“It can be hard going,” he says. “Sometimes if it’s cold at the grounds or I’ve been sitting for a while it can be difficult but it’s a small problem compared to how things could have turned out. I could have lost my toes or part of my leg.”
Gary is so thankful for RACQ LifeFlight Rescue helicopters, he has donated money several times to cover the cost of fuel for a helicopter to perform a potentially life-saving mission, just like the airlift that saved his leg.
Today, he added an extra couple of kilometres to his tally, visiting the RACQ LifeFlight Rescue helicopter stand in the Agricultural Hall, where he was thanked for his support.
“Demand for the aeromedical services the RACQ LifeFlight Rescue helicopters provide is growing. We have had yet another record year with LifeFlight helping almost 5 and a half thousand Queeenslanders. Each chopper mission costs on average $12 500. Money to help cover those costs comes from sponsors and donors like Gary,” says LifeFlight Foundation Fundraising Executive Manager Fiona MacAnally.
In early 2010 the cattle farmer was working alone inside a silo at his Oakey property, clearing a blockage in the cone that funnels grain. An auger was grinding away at the blockage from outside. A rat ran up Gary’s leg, startling him and he fell into the cone. His foot and lower leg were trapped, caught in the grinder and severely mangled.
“I can’t stand rats! Hate them. I just fell. Don’t worry. The rat got caught in the auger too,” he says.
Seriously injured, Gary climbed back up the inside of the silo then down the outside to the ground. In agony and bleeding he still turned off the auger and other machinery, then rang triple zero.
“I was in a tremendous amount of pain,” he recalls, ” but you’re by yourself. The adrenalin just kicks in.”

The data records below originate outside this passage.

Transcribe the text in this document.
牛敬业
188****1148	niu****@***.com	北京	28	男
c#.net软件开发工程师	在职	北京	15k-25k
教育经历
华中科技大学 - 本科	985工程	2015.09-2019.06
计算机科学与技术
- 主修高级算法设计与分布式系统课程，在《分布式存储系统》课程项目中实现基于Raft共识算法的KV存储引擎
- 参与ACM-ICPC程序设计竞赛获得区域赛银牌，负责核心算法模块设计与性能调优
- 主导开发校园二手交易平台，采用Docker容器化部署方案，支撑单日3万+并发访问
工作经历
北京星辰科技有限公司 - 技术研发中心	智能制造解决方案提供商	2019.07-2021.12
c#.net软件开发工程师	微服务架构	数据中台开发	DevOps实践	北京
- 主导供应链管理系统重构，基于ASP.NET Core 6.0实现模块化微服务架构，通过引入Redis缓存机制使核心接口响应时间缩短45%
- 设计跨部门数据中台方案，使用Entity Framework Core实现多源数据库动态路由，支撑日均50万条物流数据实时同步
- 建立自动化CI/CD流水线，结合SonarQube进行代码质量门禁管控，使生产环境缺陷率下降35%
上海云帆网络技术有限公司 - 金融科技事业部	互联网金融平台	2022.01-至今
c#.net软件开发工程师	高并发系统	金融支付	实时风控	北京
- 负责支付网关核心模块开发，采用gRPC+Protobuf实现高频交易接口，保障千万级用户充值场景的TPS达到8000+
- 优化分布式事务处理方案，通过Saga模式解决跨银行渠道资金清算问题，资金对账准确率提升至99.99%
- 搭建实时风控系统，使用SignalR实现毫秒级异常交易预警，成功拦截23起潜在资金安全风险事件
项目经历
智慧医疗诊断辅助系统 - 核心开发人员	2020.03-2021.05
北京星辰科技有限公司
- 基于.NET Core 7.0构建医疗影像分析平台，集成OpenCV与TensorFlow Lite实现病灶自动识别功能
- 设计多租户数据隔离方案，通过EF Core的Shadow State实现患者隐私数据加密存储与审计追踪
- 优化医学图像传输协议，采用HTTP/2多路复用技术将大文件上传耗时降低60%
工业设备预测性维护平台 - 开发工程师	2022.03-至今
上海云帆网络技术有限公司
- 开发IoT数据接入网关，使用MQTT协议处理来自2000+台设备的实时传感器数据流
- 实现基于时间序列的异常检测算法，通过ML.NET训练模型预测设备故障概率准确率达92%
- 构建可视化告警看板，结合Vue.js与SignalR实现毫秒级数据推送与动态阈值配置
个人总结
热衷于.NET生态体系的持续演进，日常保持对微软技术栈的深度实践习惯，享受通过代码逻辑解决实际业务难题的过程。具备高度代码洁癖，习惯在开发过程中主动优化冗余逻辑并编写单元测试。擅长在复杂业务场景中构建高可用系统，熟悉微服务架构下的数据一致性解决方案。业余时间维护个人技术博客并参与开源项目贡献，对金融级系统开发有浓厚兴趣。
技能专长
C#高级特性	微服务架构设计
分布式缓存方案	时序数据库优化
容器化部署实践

He even offered to the Queensland Ambulance Service (QAS) to drive himself to medical help but there was no need – the Toowoomba-based RACQ LifeFlight Rescue Helicopter was deployed and a LifeFlight critical care doctor and QAS paramedic landed at his property.
“I thought, thank goodness. It was such a relief when I saw it,” Gary says.
8 weeks in hospital, 8 operations and 8 years later Gary has some occasional discomfort but believes the airlift to hospital and quick medical intervention saved his life and limb.
Appreciation for the aeromedical service became a family affair in February 2017, when Gary’s brother Jeff was kicked in the head by a bull while working alone at his Tara property. Jeff’s eye socket was ruptured and he was knocked out. He came to, lying on the ground at risk of being trampled by huge bulls.
An RACQ LifeFlight Rescue helicopter came to the scene that day too and airlifted Jeff to hospital.
“So we’ve had two really good outcomes in our family, thanks to LifeFlight,” says Gary.
Sadly, Jeff passed away from cancer last month.
While Jeff’s family is no longer in the beef industry, Gary continues the family tradition enjoying his current role as RNA Councillor after decades of showing cattle himself. He’s started another tradition, with his donations to RACQ LifeFlight Rescue helicopters.
“Rural and regional communities are among those who need the RACQ LifeFlight Rescue helicopters most. Like Gary, the people in those areas are also among our biggest supporters, holding fund-raisers and gathering donations for us,” says Fiona MacAnally.
“To show our appreciation to the farming community, especially in these tough times, we wanted to bring some joy and fun to them at this year’s Ekka.”
RACQ LifeFlight is proud to support EkkaNITES, the free action-packed two hour spectacular of monster trucks, a wild wagon chase and two incredible fireworks displays held in the Main Arena every night from 6pm.